Pierre Larrouturou (born 1964) is a French economist and politician who has been serving as a Member of the European Parliament from 2019 to 2024. He previously was a regional councilor of the Île-de-France.

== Political career ==
=== Early beginnings ===
While still a consultant for the accounting firm Arthur Andersen, Larrouturou first entered national politics in 1993 by issuing a widely discussed 54-page manifesto advocating for a switch to a four-day workweek in France.

=== Member of the European Parliament, 2019–2024 ===
In parliament, Larrouturou has been serving on the Committee on Budgets since 2019. In this capacity, he was his parliamentary group's rapporteur on the budget of the European Union for 2021.

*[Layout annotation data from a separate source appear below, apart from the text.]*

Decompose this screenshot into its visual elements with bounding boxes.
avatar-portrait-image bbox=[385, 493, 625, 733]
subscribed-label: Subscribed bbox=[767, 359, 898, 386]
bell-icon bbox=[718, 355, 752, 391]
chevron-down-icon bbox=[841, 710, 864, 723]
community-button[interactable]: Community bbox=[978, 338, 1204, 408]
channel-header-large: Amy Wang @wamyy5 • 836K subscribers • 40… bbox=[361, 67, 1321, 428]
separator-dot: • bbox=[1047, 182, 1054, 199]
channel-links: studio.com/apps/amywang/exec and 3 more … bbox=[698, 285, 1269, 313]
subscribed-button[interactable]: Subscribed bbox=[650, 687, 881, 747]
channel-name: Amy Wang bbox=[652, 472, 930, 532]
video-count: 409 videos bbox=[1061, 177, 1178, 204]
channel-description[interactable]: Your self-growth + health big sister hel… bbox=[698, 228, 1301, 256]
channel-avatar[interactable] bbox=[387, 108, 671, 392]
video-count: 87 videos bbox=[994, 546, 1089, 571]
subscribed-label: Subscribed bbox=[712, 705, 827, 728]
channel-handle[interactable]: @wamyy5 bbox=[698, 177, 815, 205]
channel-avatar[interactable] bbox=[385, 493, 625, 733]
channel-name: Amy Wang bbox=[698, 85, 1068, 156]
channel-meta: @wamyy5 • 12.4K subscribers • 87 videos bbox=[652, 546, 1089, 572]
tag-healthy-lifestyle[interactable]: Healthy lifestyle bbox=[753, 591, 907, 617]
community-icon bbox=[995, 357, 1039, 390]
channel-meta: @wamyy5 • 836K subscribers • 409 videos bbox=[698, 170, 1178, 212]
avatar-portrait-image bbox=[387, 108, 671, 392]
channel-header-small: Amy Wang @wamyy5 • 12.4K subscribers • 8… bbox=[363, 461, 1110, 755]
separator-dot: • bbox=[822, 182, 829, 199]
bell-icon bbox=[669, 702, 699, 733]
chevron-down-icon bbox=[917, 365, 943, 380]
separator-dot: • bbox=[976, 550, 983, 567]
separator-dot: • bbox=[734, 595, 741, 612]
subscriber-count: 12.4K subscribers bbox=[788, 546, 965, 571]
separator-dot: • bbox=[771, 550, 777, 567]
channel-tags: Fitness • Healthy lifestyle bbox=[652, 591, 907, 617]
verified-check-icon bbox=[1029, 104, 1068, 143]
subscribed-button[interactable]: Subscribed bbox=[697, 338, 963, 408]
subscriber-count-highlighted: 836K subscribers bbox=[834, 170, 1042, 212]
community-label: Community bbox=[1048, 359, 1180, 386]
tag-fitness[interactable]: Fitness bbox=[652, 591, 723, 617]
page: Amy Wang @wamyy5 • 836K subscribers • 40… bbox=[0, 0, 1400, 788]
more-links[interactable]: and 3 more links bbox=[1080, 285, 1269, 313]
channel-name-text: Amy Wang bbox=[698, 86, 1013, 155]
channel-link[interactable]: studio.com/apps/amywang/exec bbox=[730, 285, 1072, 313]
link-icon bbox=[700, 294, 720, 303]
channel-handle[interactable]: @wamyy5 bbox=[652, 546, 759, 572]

In addition to his committee assignments, Larrouturou is part of the parliament's delegations to the Israel and to the EU-Ukraine Parliamentary Association Committee. He is also a member of the Spinelli Group and the European Parliament Intergroup on Climate Change, Biodiversity and Sustainable Development.

In 2020, Larrouturou made headlines when he went on hunger strike to demand the EU introduce a financial transaction tax by 2024 and to protest against budget plans that downgraded programs on health, research and climate change.

In 2023, Larrouturou was the only French member of the Committee on Budgets not to vote in favor renting 15,000 square meters of office space for the European Parliament in Strasbourg from the French government, arguing that “given the budgetary constraints that are weighing on us I don’t think that renting or acquiring a new building is a priority.”

== Controversy ==
In October 2019, visitors to the European Parliament whom Larrouturou had allowed to enter the building misbehaved. Larrouturou was subsequently sanctioned for his guests’ breach of the rules, specifically those that forbid the compromising of “the smooth conduct of parliamentary business and [...] the maintenance of security and order on Parliament’s premises or the functioning of its equipment.”

== Personal life ==
Larrouturou is married and has two children.